В ожидании профессорского звания Фрейд извел себя подозрениями; он не знал, чем объяснить столь долгую отсрочку. За этот период его здоровье сильно пошатнулось: он посадил сердце, окончательно расшатал нервную систему и, вообще, чуть было не отдал Богу душу. Именно в это время начинается его знаменитый самоанализ. Если кого-то и нужно поблагодарить за появление на свет книги «Толкование сновидений», то это министра образования, который тянул с присвоением профессорского звания ее автору. «Ну, почему мне, выдающемуся психиатру XIX в., не присваивают титул, которого удостаивались менее достойные люди?» — вот лейтмотив рассмотренного сна. Было подозрение на антисемитизм министерских чиновников, но другие евреи получали звания и каких-то особых задержек не испытывали. «По каким же причинам министерство не хочет присвоить мне звание профессора?» — мучил себя вопросом соискатель. Наверное, потому, объяснял себе Фрейд, что соискатель либо «дурак», либо «преступник», — это наиболее вероятные причины, по которым ему могут отказать.

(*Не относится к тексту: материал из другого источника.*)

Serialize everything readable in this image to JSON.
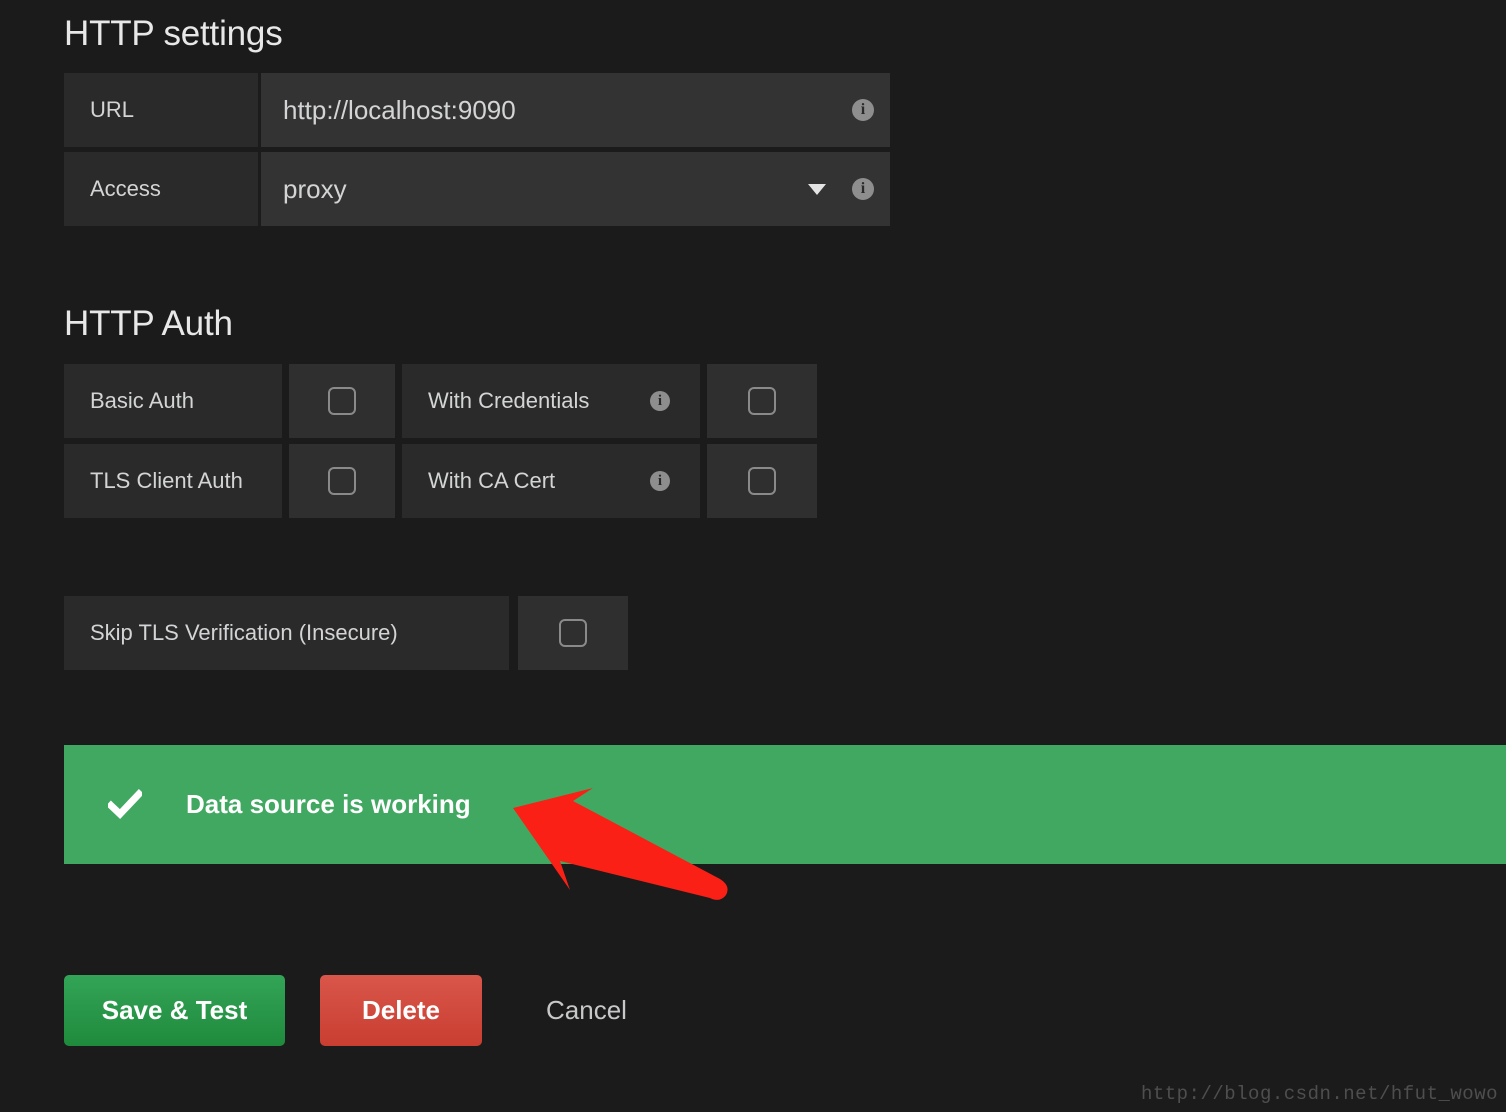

Возможно, именно Экснера просили дать характеристику на соискателя; он-то знал, каким бездельником был Фрейд, как он, будучи демонстратором, опаздывал на работу и получал выговора от директора. Может быть, Фрейд боялся, что Экснер расскажет и о событиях начала 1880-х гг., связанных с Флейшлем и Бертой. У меня сложилось впечатление, что сновидец ощущал себя преступником; для этого были основания. Он опасался и Брейера, который тоже, видимо, понимал, что страдания Берты и смерть Флейшля произошли не от случайного стечения обстоятельств. Фрейд мучился сомнениями и страхами, которые расстроили его психику в конце 1890-х гг., когда было подано прошение в Министерство образования о присвоении профессорского звания. В «Книге снов» рассказывается об этом преступлении, хотя и в закодированном виде. Вообще, эта книга является исповедью. Автор не мог переполнявшие его чувства не выплеснуть на бумагу. Однако совершенное им преступление было столь ужасным, что он не решился открыться даже своему лучшему другу (на тот период Флиссу). О главном преступлении Фрейда рассказывается в сне об Ирме, к которому мы постепенно подобрались.